I felt your eyes on me buoyed by the silence, taking me all in–memorizing every inch of skin, the gossamer chain resting on my neck, the navy pinstripes of my dress, and when I finally felt safe to look, your wave ebbed and it was my turn to flow all over you. I remember the color you wore–something I never would’ve thought you’d choose. But then I was relying on what I knew of you before. It didn’t matter–that day you were a stranger, yet so dear to me at the same time. I wanted hours to know you all over again and more.

~

I’ve never been more conscious of eating and using cutlery before–never counted every bite and chew, or contemplated swallowing. Every second was precious, and yet, wasted.

~

I found my footing at the details that never changed–the way your lips would curl when you’re trying to keep laughter from coming out, but it still spills, anyway. And the way you’d turn your head when you couldn’t look at me anymore–I could feel your blush, and I’ve always found that so cute and endearing. It’s so you.

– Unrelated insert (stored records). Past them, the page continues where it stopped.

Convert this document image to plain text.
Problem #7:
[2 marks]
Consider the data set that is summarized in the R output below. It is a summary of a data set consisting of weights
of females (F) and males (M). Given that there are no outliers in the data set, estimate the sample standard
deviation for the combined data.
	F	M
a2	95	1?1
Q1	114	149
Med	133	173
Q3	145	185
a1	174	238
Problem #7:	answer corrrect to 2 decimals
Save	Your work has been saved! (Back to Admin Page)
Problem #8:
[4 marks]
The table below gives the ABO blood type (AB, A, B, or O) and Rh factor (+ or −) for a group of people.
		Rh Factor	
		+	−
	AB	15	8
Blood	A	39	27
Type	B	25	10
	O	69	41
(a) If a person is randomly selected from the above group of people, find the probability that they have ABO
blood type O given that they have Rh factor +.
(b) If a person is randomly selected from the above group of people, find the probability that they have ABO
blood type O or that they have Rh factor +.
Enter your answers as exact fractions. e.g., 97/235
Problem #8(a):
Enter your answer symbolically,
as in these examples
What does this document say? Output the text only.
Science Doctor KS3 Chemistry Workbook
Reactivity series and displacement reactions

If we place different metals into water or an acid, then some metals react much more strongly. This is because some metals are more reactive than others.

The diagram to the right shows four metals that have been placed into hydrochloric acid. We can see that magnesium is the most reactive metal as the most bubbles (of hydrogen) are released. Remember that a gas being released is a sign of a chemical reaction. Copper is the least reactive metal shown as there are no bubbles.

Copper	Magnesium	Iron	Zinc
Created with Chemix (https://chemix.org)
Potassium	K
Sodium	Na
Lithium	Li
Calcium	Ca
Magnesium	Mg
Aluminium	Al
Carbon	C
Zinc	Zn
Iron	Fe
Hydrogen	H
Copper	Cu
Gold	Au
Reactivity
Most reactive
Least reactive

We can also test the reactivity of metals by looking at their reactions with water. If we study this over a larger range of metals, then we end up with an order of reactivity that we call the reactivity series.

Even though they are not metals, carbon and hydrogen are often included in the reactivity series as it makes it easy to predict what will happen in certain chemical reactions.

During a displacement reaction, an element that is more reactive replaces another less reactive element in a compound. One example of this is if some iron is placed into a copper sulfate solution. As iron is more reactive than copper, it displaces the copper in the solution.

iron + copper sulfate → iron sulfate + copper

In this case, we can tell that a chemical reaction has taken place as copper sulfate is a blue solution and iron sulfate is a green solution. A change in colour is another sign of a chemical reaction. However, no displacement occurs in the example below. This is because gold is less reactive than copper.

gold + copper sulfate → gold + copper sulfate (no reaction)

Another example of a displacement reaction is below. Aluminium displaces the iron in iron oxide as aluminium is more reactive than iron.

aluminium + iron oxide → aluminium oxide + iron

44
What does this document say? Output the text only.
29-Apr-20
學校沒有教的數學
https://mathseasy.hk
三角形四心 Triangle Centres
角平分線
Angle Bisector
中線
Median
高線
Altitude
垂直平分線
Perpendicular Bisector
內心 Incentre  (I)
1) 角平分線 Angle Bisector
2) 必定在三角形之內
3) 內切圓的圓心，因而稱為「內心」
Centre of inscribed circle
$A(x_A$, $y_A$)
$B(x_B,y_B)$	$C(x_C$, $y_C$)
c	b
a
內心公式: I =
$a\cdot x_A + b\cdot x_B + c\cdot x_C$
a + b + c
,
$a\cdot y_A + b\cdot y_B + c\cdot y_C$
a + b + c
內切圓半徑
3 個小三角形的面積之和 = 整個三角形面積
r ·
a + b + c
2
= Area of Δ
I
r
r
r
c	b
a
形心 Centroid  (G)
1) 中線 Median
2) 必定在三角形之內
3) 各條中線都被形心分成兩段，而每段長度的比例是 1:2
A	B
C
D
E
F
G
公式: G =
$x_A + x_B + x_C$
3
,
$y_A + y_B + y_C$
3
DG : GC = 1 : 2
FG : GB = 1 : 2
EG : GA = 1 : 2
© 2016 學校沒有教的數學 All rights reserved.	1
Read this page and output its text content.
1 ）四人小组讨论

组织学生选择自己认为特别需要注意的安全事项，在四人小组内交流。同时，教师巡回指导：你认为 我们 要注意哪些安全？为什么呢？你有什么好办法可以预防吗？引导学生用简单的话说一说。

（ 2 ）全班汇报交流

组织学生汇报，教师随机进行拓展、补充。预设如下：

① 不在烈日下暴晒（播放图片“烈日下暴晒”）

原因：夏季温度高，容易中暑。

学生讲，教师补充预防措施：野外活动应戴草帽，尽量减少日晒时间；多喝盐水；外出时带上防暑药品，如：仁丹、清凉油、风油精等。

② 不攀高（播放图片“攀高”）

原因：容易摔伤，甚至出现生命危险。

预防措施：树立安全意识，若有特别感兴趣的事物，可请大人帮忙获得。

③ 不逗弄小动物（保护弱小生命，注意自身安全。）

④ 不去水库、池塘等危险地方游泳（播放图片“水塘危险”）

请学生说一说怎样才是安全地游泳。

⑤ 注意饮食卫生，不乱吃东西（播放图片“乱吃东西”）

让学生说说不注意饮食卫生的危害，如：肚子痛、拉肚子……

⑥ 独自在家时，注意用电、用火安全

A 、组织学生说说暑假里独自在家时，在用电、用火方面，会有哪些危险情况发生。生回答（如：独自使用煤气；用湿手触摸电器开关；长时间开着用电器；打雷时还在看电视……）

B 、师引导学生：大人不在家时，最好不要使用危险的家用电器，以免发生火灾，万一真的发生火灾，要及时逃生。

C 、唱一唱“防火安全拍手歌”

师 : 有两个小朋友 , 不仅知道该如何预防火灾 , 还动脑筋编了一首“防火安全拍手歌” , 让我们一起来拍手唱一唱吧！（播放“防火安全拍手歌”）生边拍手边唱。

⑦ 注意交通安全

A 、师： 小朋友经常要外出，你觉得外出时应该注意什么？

There are just some things you can’t keep hidden no matter how hard you try. Even the ones you’ve buried for over a decade. Secrets you hold sacred and close to your heart. Parts of you that nobody else knows. Not because they would expose the real you, but because their light blinds you and you’re scared of what could happen when they’re all out in the open.

~

I keep thinking of your hands–slim fingers connecting to slim wrists and how they would feel interlaced with mine. I remember the warmth, the certainty, as they rested on my back in that unexpected but welcome embrace. It felt like home.

~

I was holding out for something–a parting touch, an embrace. I was yearning for it, was sure enough to expect it. But you already turned away from me, and as I waited for my ride home, I couldn’t keep the tears anymore and I couldn’t even tell anyone why. I’ve just been witness to my first real heartbreak.

~

I learned to let go because denial does not define you and how I feel for you. It’s not the last thing I want to remember you by. It’s not something I regret. Because I discovered that love is not all about the other person, not about getting what you want the way you want it and when you want it. That’s ego steering the wheel. Love is being and accepting. It’s accepting who you are at the moment, who the other is at that moment, living in your authenticity and expressing your love however you can.

And I did just that. I drank from the cup until only the dregs were left and I let it refine me–into someone with an inner strength and light I never thought was in me all along.

~

I still think of you and I still feel our love. It’s a part of me already–one of the best bits.